For the third exploration, Price is compared to Year Built and Overall Quality.

Comparing these three together is quite telling. Houses built earlier are of overall lower quality and lower selling price, as seen with the yellow, green, and cyan data points in the bottom of the graph. From 1990 - 2010, there is a sharp increase in quality and selling price, as seen with the blue, indigo, and purple data points on the far right of the graph.

The regression lines for Overall Quality show a positive relationship for Year Built and Sale Price. Furthurmore, there is very little intersection of these lines, they are clearly separated. The exception is 'Very Poor' and 'Poor' at the bottom center of the graph.

V. Hypotheses

1. Hypothesis 1

An increase in Lot Area will increase Sale Price.

2. Hypothesis 2

Homes located in 'Green Hills', 'Northridge', 'Northridge Heights', and 'Stone Brook' have a greater Sale Price than homes located in other Neighborhoods

3. Hypothesis 3

An increase in Overall Quality will increase Sale Price.

VI. Signifiance Test

H0: Overall Quality does not affect Sale Price.

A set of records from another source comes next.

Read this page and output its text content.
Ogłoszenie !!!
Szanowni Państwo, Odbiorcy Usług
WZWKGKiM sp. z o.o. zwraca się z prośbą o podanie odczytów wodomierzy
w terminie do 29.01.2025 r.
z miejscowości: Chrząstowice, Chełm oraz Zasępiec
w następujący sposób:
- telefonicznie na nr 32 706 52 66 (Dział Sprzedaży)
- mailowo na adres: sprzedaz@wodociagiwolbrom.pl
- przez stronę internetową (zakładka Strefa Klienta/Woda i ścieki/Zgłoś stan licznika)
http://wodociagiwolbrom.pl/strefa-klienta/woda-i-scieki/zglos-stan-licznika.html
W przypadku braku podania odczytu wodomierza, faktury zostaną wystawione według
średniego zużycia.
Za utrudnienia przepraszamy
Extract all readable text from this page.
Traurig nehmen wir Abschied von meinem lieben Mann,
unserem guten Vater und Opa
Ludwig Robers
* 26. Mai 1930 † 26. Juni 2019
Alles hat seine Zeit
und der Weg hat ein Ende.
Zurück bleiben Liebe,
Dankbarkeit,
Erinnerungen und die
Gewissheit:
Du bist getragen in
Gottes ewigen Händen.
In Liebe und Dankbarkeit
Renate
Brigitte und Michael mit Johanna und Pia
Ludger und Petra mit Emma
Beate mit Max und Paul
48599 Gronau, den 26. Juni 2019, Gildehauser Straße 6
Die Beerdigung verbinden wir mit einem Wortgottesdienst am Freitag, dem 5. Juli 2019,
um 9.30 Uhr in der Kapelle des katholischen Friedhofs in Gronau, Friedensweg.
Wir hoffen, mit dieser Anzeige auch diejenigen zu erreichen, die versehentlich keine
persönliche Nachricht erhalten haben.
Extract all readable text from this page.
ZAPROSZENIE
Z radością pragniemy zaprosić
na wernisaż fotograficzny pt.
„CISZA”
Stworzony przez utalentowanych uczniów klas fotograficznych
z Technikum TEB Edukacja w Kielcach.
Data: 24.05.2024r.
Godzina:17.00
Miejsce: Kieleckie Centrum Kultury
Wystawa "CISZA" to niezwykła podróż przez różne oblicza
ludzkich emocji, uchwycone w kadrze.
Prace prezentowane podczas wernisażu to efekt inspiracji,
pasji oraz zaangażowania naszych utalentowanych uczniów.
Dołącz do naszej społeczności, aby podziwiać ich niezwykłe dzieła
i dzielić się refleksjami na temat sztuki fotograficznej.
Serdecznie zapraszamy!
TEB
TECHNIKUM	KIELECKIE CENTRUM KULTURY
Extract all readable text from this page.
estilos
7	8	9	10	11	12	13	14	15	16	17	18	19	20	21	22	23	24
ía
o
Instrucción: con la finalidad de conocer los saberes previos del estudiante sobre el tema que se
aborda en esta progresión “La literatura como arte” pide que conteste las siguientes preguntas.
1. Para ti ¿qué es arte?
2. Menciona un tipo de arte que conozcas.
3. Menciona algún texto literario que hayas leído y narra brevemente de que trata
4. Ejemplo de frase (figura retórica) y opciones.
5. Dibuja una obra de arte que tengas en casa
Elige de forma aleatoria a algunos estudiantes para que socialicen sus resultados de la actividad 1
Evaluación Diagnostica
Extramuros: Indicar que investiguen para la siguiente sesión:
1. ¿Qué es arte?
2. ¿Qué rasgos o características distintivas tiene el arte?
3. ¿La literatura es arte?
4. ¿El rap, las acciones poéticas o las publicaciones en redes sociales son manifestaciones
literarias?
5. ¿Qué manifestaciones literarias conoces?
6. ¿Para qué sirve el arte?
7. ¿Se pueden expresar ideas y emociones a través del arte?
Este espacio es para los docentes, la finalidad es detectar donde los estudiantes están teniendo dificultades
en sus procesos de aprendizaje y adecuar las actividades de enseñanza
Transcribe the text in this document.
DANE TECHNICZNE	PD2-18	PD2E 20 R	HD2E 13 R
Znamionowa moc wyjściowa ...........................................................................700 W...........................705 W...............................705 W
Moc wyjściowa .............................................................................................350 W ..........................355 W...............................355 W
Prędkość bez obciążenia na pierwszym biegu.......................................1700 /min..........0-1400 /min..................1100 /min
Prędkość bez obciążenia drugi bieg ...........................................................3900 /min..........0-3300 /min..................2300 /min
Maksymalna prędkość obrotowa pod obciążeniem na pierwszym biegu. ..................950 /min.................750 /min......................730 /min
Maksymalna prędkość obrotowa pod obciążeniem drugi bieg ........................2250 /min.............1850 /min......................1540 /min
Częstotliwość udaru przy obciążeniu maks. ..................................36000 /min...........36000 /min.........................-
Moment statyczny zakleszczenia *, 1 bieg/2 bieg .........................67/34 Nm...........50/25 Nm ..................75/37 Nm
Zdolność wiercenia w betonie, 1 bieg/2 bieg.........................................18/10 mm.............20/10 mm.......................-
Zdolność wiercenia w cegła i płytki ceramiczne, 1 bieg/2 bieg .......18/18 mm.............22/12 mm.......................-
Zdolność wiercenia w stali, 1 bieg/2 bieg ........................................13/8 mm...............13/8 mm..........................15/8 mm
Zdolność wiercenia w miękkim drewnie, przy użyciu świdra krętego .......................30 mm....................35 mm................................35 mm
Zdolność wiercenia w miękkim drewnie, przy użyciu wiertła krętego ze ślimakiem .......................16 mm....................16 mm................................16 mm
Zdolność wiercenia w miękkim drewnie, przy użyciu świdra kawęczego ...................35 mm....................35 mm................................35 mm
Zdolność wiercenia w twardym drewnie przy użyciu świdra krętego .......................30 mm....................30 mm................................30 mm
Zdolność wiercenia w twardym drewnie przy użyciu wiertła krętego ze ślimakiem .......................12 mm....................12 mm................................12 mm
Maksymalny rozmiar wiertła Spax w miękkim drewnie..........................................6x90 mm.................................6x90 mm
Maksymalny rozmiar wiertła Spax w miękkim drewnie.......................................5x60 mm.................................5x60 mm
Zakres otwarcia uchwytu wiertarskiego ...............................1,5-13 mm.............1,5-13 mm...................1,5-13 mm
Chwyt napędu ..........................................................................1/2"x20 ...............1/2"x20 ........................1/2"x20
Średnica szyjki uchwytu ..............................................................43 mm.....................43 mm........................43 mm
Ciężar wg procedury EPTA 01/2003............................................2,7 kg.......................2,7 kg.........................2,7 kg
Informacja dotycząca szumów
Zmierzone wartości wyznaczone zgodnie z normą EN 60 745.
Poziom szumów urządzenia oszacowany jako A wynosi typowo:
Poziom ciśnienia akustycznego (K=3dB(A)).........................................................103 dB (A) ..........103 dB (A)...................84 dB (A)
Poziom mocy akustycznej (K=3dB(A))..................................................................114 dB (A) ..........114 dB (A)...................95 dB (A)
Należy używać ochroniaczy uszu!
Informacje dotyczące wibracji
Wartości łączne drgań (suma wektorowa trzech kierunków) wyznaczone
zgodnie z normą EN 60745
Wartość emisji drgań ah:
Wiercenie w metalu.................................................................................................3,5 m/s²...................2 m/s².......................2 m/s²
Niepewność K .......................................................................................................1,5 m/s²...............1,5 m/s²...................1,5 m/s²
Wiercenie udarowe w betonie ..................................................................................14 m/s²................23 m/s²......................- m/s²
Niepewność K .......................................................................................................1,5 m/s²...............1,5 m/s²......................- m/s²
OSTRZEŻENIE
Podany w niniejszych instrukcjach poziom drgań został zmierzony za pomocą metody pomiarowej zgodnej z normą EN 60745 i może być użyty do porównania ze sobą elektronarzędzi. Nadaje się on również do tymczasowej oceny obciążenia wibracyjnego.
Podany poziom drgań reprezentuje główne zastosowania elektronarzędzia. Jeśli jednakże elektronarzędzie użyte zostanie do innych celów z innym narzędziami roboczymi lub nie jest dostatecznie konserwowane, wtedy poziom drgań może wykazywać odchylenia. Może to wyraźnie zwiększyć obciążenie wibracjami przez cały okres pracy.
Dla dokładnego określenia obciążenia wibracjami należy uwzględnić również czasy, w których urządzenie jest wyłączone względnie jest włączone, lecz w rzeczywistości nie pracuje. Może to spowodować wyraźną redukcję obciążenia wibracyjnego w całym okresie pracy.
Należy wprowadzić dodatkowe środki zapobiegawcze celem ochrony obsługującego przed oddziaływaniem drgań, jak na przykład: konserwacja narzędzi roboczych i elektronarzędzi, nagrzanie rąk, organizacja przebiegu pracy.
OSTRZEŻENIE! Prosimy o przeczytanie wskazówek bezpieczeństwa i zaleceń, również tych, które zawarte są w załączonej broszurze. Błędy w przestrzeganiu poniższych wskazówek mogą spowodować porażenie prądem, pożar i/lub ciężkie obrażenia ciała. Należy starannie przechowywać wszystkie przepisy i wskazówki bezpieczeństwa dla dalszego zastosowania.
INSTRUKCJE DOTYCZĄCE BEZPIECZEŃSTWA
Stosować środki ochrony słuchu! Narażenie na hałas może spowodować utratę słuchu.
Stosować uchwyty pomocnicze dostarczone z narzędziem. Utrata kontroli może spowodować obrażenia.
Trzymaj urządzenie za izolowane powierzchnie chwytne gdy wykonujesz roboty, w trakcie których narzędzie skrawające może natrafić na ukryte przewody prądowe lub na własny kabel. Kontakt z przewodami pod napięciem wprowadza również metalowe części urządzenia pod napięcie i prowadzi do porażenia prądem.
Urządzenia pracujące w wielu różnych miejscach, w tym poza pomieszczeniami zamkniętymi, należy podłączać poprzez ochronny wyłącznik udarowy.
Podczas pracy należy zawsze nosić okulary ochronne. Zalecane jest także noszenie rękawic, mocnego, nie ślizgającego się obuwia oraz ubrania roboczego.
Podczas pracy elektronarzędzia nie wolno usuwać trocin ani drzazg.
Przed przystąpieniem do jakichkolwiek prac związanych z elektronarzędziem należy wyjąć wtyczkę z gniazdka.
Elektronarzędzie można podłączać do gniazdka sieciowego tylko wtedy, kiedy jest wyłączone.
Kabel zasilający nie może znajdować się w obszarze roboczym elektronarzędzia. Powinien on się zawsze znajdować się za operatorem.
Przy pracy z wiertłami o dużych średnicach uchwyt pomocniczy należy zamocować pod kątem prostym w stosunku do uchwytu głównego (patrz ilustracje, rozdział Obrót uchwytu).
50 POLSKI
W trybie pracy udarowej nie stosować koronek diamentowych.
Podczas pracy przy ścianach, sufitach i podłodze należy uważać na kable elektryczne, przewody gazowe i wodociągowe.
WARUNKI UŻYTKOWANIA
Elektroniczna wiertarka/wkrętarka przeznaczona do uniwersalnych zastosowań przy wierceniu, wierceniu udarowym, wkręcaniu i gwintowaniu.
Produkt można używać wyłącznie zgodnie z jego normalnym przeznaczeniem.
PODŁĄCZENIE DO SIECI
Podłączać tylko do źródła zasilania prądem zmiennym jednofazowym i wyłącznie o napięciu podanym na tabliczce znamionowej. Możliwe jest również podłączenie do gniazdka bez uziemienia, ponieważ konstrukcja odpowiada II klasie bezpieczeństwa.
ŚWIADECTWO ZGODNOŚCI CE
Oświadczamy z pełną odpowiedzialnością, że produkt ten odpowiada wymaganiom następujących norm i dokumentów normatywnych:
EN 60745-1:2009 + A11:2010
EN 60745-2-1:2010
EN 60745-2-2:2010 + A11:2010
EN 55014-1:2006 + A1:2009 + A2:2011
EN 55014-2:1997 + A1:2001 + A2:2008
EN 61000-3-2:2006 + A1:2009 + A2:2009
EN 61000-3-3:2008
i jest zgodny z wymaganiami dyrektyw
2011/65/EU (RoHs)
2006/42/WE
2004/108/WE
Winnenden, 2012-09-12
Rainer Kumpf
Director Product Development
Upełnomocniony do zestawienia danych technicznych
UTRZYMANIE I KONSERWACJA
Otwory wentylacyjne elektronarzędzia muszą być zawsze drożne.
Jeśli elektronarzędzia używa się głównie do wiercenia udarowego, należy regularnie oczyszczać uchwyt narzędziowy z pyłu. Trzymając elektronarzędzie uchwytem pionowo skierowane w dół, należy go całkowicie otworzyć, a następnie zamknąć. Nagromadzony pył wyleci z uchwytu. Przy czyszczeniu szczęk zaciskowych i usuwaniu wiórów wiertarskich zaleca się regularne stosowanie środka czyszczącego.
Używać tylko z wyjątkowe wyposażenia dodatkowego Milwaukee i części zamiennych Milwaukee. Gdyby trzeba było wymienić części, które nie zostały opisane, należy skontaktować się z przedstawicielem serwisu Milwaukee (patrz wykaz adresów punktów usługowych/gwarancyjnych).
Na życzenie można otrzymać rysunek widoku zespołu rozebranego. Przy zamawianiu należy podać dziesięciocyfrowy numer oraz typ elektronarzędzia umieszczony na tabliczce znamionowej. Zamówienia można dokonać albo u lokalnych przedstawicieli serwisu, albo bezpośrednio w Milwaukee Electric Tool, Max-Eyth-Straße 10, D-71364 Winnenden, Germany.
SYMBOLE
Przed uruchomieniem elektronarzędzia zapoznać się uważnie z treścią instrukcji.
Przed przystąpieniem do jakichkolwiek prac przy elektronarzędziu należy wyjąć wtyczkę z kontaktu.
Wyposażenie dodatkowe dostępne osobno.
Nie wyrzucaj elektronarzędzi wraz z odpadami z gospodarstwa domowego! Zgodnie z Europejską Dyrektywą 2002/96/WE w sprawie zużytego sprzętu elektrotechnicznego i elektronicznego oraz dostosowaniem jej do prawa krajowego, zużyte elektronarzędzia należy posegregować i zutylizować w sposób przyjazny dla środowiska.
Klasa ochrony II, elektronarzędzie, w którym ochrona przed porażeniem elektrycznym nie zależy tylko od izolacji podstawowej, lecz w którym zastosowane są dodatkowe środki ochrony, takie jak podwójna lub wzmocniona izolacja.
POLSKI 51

HA: Overall Quality affects Sale Price.

In [9]:
x = df['Overall Qual'].to_numpy().reshape(-1, 1)
y = df['SalePrice'].to_numpy().reshape(-1, )

reg = LR().fit(x, y)

r_sq = reg.score(x, y)
p_val = fr(x, y)[1][0]

print("The R-squared is {}.".format(round(r_sq, 3)))
print("The p_value is {}.".format(p_val))
The R-squared is 0.639.
The p_value is 0.0.

63.9% of the variance in Sale Price can be explained by Overall Condition. This is significant at the 95% confidence level. H0 is therefore rejected.

VII. Future Analysis

Determining other variables with a high level of correlation, doing a multiple regression to explain more variance in Sale Price, and achieving significant results would be the next steps in this analysis.

VIII. Data Summary

Although there are some missing values, the vast majority of this data is complete and of good quality.

Latitude and Longitude of houses, that is, there specific locations, may show to be a better indicator of price than Neighborhood.

It is important to stress that this model is specific to Ames, IA, and would vary greatly across the US. Although this data set of nearly 3,000 observations is satisfactory for a city, a much larger sample would be necessary for the US.